The eco-focused Green Cities augmentations at least makes you earn a few of its fanciful solutions to clean energy—though in the end it, too, makes sustainability a matter of a few button presses rather than tough choices. But in the early game, at least, you are almost required to power your city by burning carbon and dumping waste into the nearest river. There is space left in the mid-game for you to retire those technologies and figure out where your advanced mass-transit system can operate without completely wrecking your old and outdated road networks. Imperfectly and incompletely, it toys around with the idea that the city needs to evolve and adapt, and there are times when the ideal solutions just aren’t practicable. It too fails to go far enough, but it at least has some kind of destination in mind.
Industries doesn’t ruin Skylines but I also never feel like it meaningfully augments it. Industries might have been better served by some kind of aesthetic extreme than this attempt to make it of a piece with the forgiving good-nature of its parent game. I can imagine a version of Industries that fully embraces the identity of a mustache-twirling corporate fat cat and exults in the efficient exploitation of resources natural and human, and the titanic architecture of of heavy industry.

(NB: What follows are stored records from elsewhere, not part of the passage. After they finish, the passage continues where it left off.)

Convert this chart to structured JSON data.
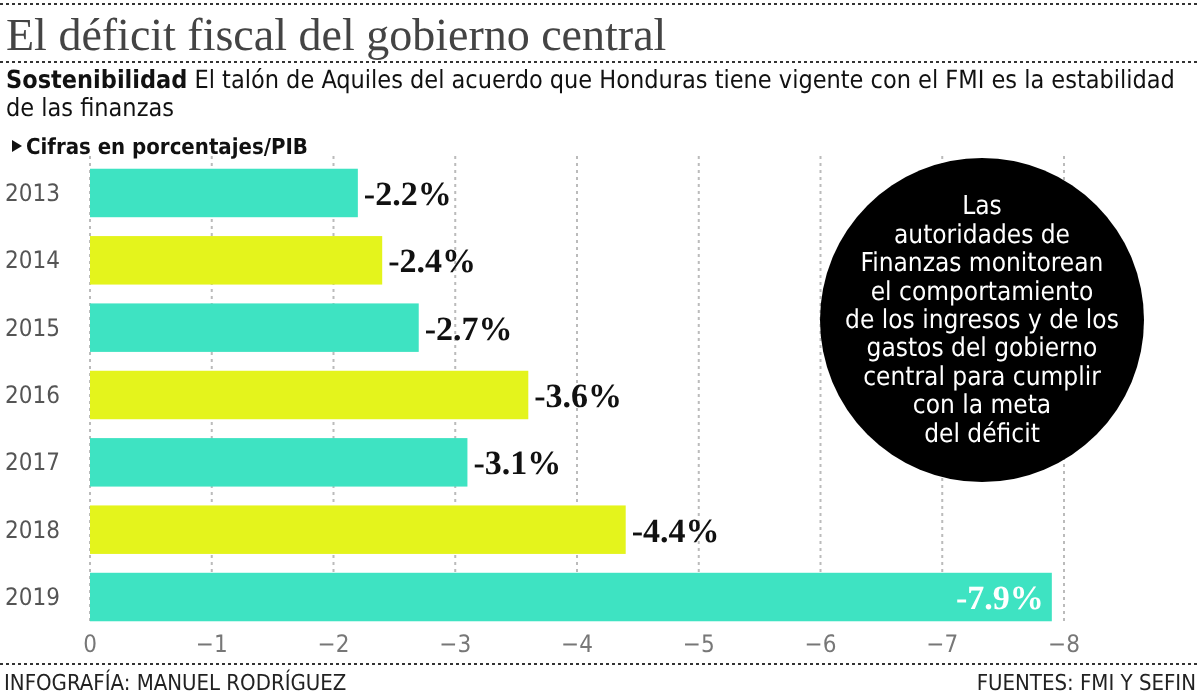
{
  "chart_data": {
    "type": "bar",
    "orientation": "horizontal",
    "title": "El déficit fiscal del gobierno central",
    "subtitle": "Sostenibilidad El talón de Aquiles del acuerdo que Honduras tiene vigente con el FMI es la estabilidad de las finanzas",
    "categories": [
      "2013",
      "2014",
      "2015",
      "2016",
      "2017",
      "2018",
      "2019"
    ],
    "values": [
      -2.2,
      -2.4,
      -2.7,
      -3.6,
      -3.1,
      -4.4,
      -7.9
    ],
    "colors": [
      "#3ee3c2",
      "#e4f41c",
      "#3ee3c2",
      "#e4f41c",
      "#3ee3c2",
      "#e4f41c",
      "#3ee3c2"
    ],
    "value_labels": [
      "-2.2%",
      "-2.4%",
      "-2.7%",
      "-3.6%",
      "-3.1%",
      "-4.4%",
      "-7.9%"
    ],
    "xlim": [
      0,
      -8
    ],
    "xticks": [
      0,
      {
        "value": -1,
        "label": "−1"
      },
      {
        "value": -2,
        "label": "−2"
      },
      {
        "value": -3,
        "label": "−3"
      },
      {
        "value": -4,
        "label": "−4"
      },
      {
        "value": -5,
        "label": "−5"
      },
      {
        "value": -6,
        "label": "−6"
      },
      {
        "value": -7,
        "label": "−7"
      },
      {
        "value": -8,
        "label": "−8"
      }
    ],
    "grid": "x",
    "annotations": [
      "Cifras en porcentajes/PIB",
      "Las\nautoridades de\nFinanzas monitorean\nel comportamiento\nde los ingresos y de los\ngastos del gobierno\ncentral para cumplir\ncon la meta\ndel déficit",
      "INFOGRAFÍA: MANUEL RODRÍGUEZ",
      "FUENTES: FMI Y SEFIN"
    ]
  }
}
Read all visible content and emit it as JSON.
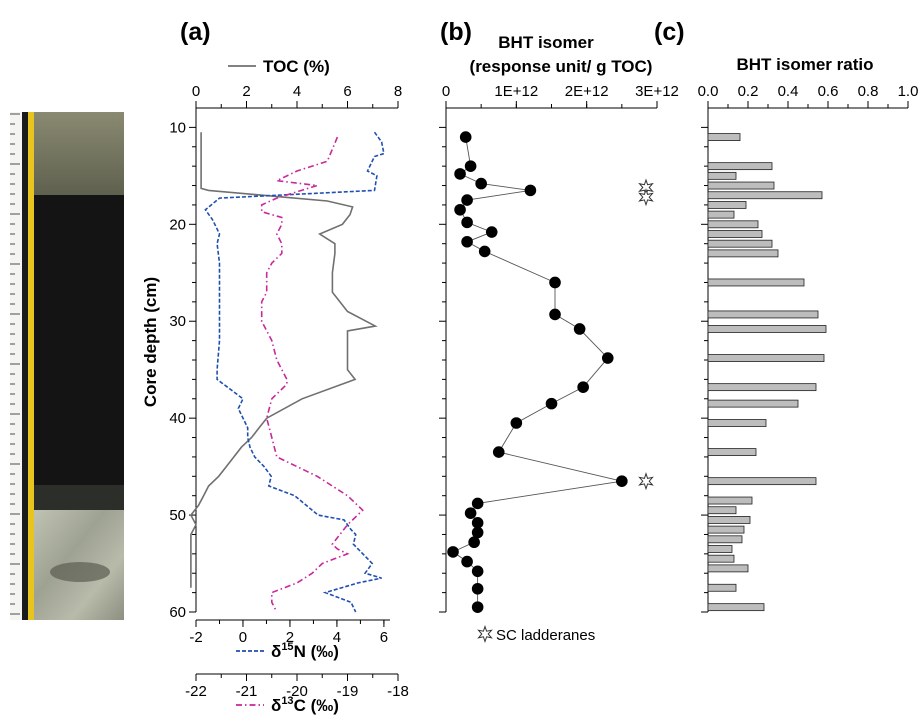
{
  "chart_data": [
    {
      "panel": "(a)",
      "type": "line",
      "ylabel": "Core depth (cm)",
      "ylim": [
        60,
        8
      ],
      "yticks": [
        10,
        20,
        30,
        40,
        50,
        60
      ],
      "axes": {
        "toc": {
          "label": "TOC (%)",
          "lim": [
            0,
            8
          ],
          "ticks": [
            0,
            2,
            4,
            6,
            8
          ],
          "position": "top"
        },
        "d15n": {
          "label_main": "δ",
          "label_sup": "15",
          "label_rest": "N (‰)",
          "lim": [
            -2,
            6.6
          ],
          "ticks": [
            -2,
            0,
            2,
            4,
            6
          ],
          "position": "bottom"
        },
        "d13c": {
          "label_main": "δ",
          "label_sup": "13",
          "label_rest": "C (‰)",
          "lim": [
            -22,
            -18
          ],
          "ticks": [
            -22,
            -21,
            -20,
            -19,
            -18
          ],
          "position": "bottom-2"
        }
      },
      "series": [
        {
          "name": "TOC (%)",
          "axis": "toc",
          "color": "#707070",
          "dash": "solid",
          "points": [
            [
              0.2,
              10.5
            ],
            [
              0.2,
              12
            ],
            [
              0.2,
              13
            ],
            [
              0.2,
              14
            ],
            [
              0.2,
              15
            ],
            [
              0.2,
              16
            ],
            [
              0.2,
              16.3
            ],
            [
              0.5,
              16.5
            ],
            [
              3.5,
              17.2
            ],
            [
              5.2,
              17.6
            ],
            [
              6.2,
              18.2
            ],
            [
              6.1,
              19
            ],
            [
              5.8,
              20
            ],
            [
              4.9,
              21
            ],
            [
              5.5,
              22
            ],
            [
              5.5,
              23
            ],
            [
              5.4,
              25
            ],
            [
              5.4,
              27
            ],
            [
              6.0,
              29
            ],
            [
              7.1,
              30.5
            ],
            [
              6.0,
              31
            ],
            [
              6.0,
              33
            ],
            [
              6.0,
              35
            ],
            [
              6.3,
              36
            ],
            [
              4.2,
              38
            ],
            [
              2.8,
              40
            ],
            [
              2.5,
              41
            ],
            [
              2.2,
              42
            ],
            [
              1.8,
              43
            ],
            [
              1.5,
              44
            ],
            [
              1.2,
              45
            ],
            [
              0.9,
              46
            ],
            [
              0.5,
              47
            ],
            [
              0.3,
              48
            ],
            [
              0.1,
              49
            ],
            [
              -0.2,
              50
            ],
            [
              0,
              51
            ],
            [
              -0.2,
              52
            ],
            [
              -0.2,
              53
            ],
            [
              -0.2,
              55
            ],
            [
              -0.2,
              57.5
            ]
          ]
        },
        {
          "name": "δ15N (‰)",
          "axis": "d15n",
          "color": "#1f4fb0",
          "dash": "4,2",
          "points": [
            [
              5.6,
              10.5
            ],
            [
              5.9,
              11.5
            ],
            [
              6.0,
              12.7
            ],
            [
              5.6,
              13
            ],
            [
              5.3,
              14.5
            ],
            [
              5.7,
              15
            ],
            [
              5.6,
              16.5
            ],
            [
              -1.0,
              17.3
            ],
            [
              -1.6,
              18.5
            ],
            [
              -1.3,
              19.5
            ],
            [
              -1.2,
              20
            ],
            [
              -1.0,
              21
            ],
            [
              -1.1,
              22
            ],
            [
              -1.0,
              24
            ],
            [
              -1.0,
              26
            ],
            [
              -1.0,
              29
            ],
            [
              -1.0,
              32
            ],
            [
              -1.1,
              35
            ],
            [
              -1.1,
              36
            ],
            [
              0,
              38
            ],
            [
              -0.2,
              39
            ],
            [
              0.2,
              41
            ],
            [
              0.2,
              42
            ],
            [
              0.3,
              43
            ],
            [
              0.5,
              44
            ],
            [
              0.9,
              45
            ],
            [
              1.2,
              46
            ],
            [
              1.1,
              47
            ],
            [
              2.2,
              48
            ],
            [
              2.7,
              49
            ],
            [
              3.2,
              50
            ],
            [
              4.3,
              50.5
            ],
            [
              4.6,
              51.5
            ],
            [
              4.8,
              52
            ],
            [
              4.7,
              53
            ],
            [
              5.1,
              54
            ],
            [
              5.5,
              55
            ],
            [
              5.2,
              56
            ],
            [
              5.9,
              56.5
            ],
            [
              4.9,
              57
            ],
            [
              3.5,
              58
            ],
            [
              4.6,
              59
            ],
            [
              4.8,
              60
            ]
          ]
        },
        {
          "name": "δ13C (‰)",
          "axis": "d13c",
          "color": "#c8289a",
          "dash": "6,3,1.5,3",
          "points": [
            [
              -19.2,
              11
            ],
            [
              -19.4,
              13.5
            ],
            [
              -20.0,
              14.5
            ],
            [
              -20.4,
              15.5
            ],
            [
              -19.6,
              16
            ],
            [
              -20.4,
              17.3
            ],
            [
              -20.7,
              18
            ],
            [
              -20.7,
              18.7
            ],
            [
              -20.3,
              19.3
            ],
            [
              -20.3,
              20
            ],
            [
              -20.4,
              21
            ],
            [
              -20.3,
              22
            ],
            [
              -20.3,
              23
            ],
            [
              -20.5,
              24
            ],
            [
              -20.6,
              25
            ],
            [
              -20.6,
              26
            ],
            [
              -20.6,
              27
            ],
            [
              -20.7,
              28
            ],
            [
              -20.7,
              29
            ],
            [
              -20.7,
              30
            ],
            [
              -20.5,
              32
            ],
            [
              -20.4,
              34
            ],
            [
              -20.2,
              36
            ],
            [
              -20.2,
              36.5
            ],
            [
              -20.5,
              38
            ],
            [
              -20.6,
              40
            ],
            [
              -20.5,
              42
            ],
            [
              -20.4,
              44
            ],
            [
              -20.0,
              45
            ],
            [
              -19.6,
              46
            ],
            [
              -19.3,
              47
            ],
            [
              -19.0,
              48
            ],
            [
              -18.7,
              49.5
            ],
            [
              -18.8,
              50
            ],
            [
              -19.0,
              51
            ],
            [
              -19.3,
              53
            ],
            [
              -19.2,
              53.5
            ],
            [
              -19.0,
              54
            ],
            [
              -19.5,
              55
            ],
            [
              -19.7,
              56
            ],
            [
              -20.0,
              57
            ],
            [
              -20.5,
              58
            ],
            [
              -20.5,
              59
            ],
            [
              -20.4,
              60
            ]
          ]
        }
      ]
    },
    {
      "panel": "(b)",
      "type": "line",
      "title_line1": "BHT isomer",
      "title_line2": "(response unit/ g TOC)",
      "xlim": [
        0,
        3000000000000.0
      ],
      "xticks": [
        0,
        1000000000000.0,
        2000000000000.0,
        3000000000000.0
      ],
      "xtick_labels": [
        "0",
        "1E+12",
        "2E+12",
        "3E+12"
      ],
      "ylim": [
        60,
        8
      ],
      "yticks": [
        10,
        20,
        30,
        40,
        50,
        60
      ],
      "series": [
        {
          "name": "BHT isomer",
          "points": [
            [
              280000000000.0,
              11
            ],
            [
              350000000000.0,
              14
            ],
            [
              200000000000.0,
              14.8
            ],
            [
              500000000000.0,
              15.8
            ],
            [
              1200000000000.0,
              16.5
            ],
            [
              300000000000.0,
              17.5
            ],
            [
              200000000000.0,
              18.5
            ],
            [
              300000000000.0,
              19.8
            ],
            [
              650000000000.0,
              20.8
            ],
            [
              300000000000.0,
              21.8
            ],
            [
              550000000000.0,
              22.8
            ],
            [
              1550000000000.0,
              26
            ],
            [
              1550000000000.0,
              29.3
            ],
            [
              1900000000000.0,
              30.8
            ],
            [
              2300000000000.0,
              33.8
            ],
            [
              1950000000000.0,
              36.8
            ],
            [
              1500000000000.0,
              38.5
            ],
            [
              1000000000000.0,
              40.5
            ],
            [
              750000000000.0,
              43.5
            ],
            [
              2500000000000.0,
              46.5
            ],
            [
              450000000000.0,
              48.8
            ],
            [
              350000000000.0,
              49.8
            ],
            [
              450000000000.0,
              50.8
            ],
            [
              450000000000.0,
              51.8
            ],
            [
              400000000000.0,
              52.8
            ],
            [
              100000000000.0,
              53.8
            ],
            [
              300000000000.0,
              54.8
            ],
            [
              450000000000.0,
              55.8
            ],
            [
              450000000000.0,
              57.6
            ],
            [
              450000000000.0,
              59.5
            ]
          ]
        }
      ],
      "markers": [
        {
          "name": "SC ladderanes",
          "depth": 16.2
        },
        {
          "name": "SC ladderanes",
          "depth": 17.2
        },
        {
          "name": "SC ladderanes",
          "depth": 46.5
        }
      ],
      "legend_text": "SC ladderanes"
    },
    {
      "panel": "(c)",
      "type": "bar",
      "title": "BHT isomer ratio",
      "xlim": [
        0,
        1
      ],
      "xticks": [
        0,
        0.2,
        0.4,
        0.6,
        0.8,
        1
      ],
      "xtick_labels": [
        "0.0",
        "0.2",
        "0.4",
        "0.6",
        "0.8",
        "1.0"
      ],
      "ylim": [
        60,
        8
      ],
      "depths": [
        11,
        14,
        15,
        16,
        17,
        18,
        19,
        20,
        21,
        22,
        23,
        26,
        29.3,
        30.8,
        33.8,
        36.8,
        38.5,
        40.5,
        43.5,
        46.5,
        48.5,
        49.5,
        50.5,
        51.5,
        52.5,
        53.5,
        54.5,
        55.5,
        57.5,
        59.5
      ],
      "values": [
        0.16,
        0.32,
        0.14,
        0.33,
        0.57,
        0.19,
        0.13,
        0.25,
        0.27,
        0.32,
        0.35,
        0.48,
        0.55,
        0.59,
        0.58,
        0.54,
        0.45,
        0.29,
        0.24,
        0.54,
        0.22,
        0.14,
        0.21,
        0.18,
        0.17,
        0.12,
        0.13,
        0.2,
        0.14,
        0.28
      ]
    }
  ],
  "labels": {
    "panel_a": "(a)",
    "panel_b": "(b)",
    "panel_c": "(c)"
  },
  "colors": {
    "bar_fill": "#bdbdbd",
    "marker": "#000000"
  }
}
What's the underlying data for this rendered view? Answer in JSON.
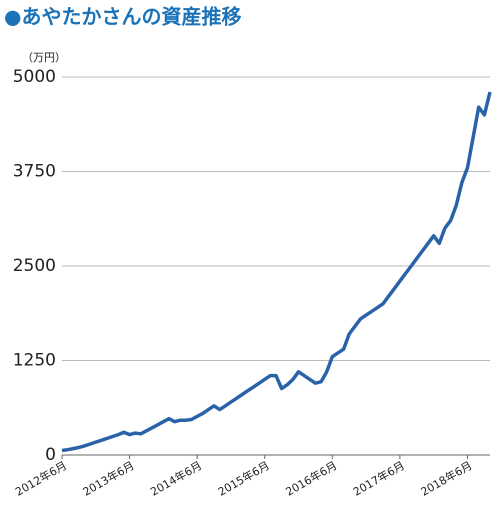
{
  "chart_data": {
    "type": "line",
    "title": "●あやたかさんの資産推移",
    "y_unit": "（万円）",
    "color": "#2a62aa",
    "grid": true,
    "ylim": [
      0,
      5000
    ],
    "yticks": [
      0,
      1250,
      2500,
      3750,
      5000
    ],
    "categories": [
      "2012年6月",
      null,
      null,
      null,
      null,
      null,
      null,
      null,
      null,
      null,
      null,
      null,
      "2013年6月",
      null,
      null,
      null,
      null,
      null,
      null,
      null,
      null,
      null,
      null,
      null,
      "2014年6月",
      null,
      null,
      null,
      null,
      null,
      null,
      null,
      null,
      null,
      null,
      null,
      "2015年6月",
      null,
      null,
      null,
      null,
      null,
      null,
      null,
      null,
      null,
      null,
      null,
      "2016年6月",
      null,
      null,
      null,
      null,
      null,
      null,
      null,
      null,
      null,
      null,
      null,
      "2017年6月",
      null,
      null,
      null,
      null,
      null,
      null,
      null,
      null,
      null,
      null,
      null,
      "2018年6月",
      null,
      null,
      null,
      null
    ],
    "values": [
      60,
      70,
      85,
      100,
      120,
      145,
      170,
      195,
      220,
      245,
      270,
      300,
      270,
      290,
      280,
      320,
      360,
      400,
      440,
      480,
      440,
      460,
      460,
      470,
      510,
      550,
      600,
      650,
      600,
      650,
      700,
      750,
      800,
      850,
      900,
      950,
      1000,
      1050,
      1050,
      880,
      930,
      1000,
      1100,
      1050,
      1000,
      950,
      970,
      1100,
      1300,
      1350,
      1400,
      1600,
      1700,
      1800,
      1850,
      1900,
      1950,
      2000,
      2100,
      2200,
      2300,
      2400,
      2500,
      2600,
      2700,
      2800,
      2900,
      2800,
      3000,
      3100,
      3300,
      3600,
      3800,
      4200,
      4600,
      4500,
      4800
    ]
  }
}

Likewise, I can imagine a version that is aggressively cynical about its subject, and that makes the costs palpable both visually and managerially: pollutants creeping ever-closer to homes and schools. Scars on the landscape, toxic dumping sites overflowing in the margins of your city, where you hope nobody will ever look much less try to live.
Perhaps the best version I can imagine is one that recognizes those costs and then demands severe trade-offs and creativity to mitigate and even eliminate them. A version where the bridge you build is between industrial destruction and a vision of prosperity that begins to leave the world a bit better than it was yesterday. This would have been the thematic continuation of the Green Cities expansion, and it might just be the only vision of industry and economic development still worth aspiring to. Certainly much more so than the so-often aimless cycle of meaningless production, waste, and profit depicted in Industries, which succeeds mostly as a work of accidental critique.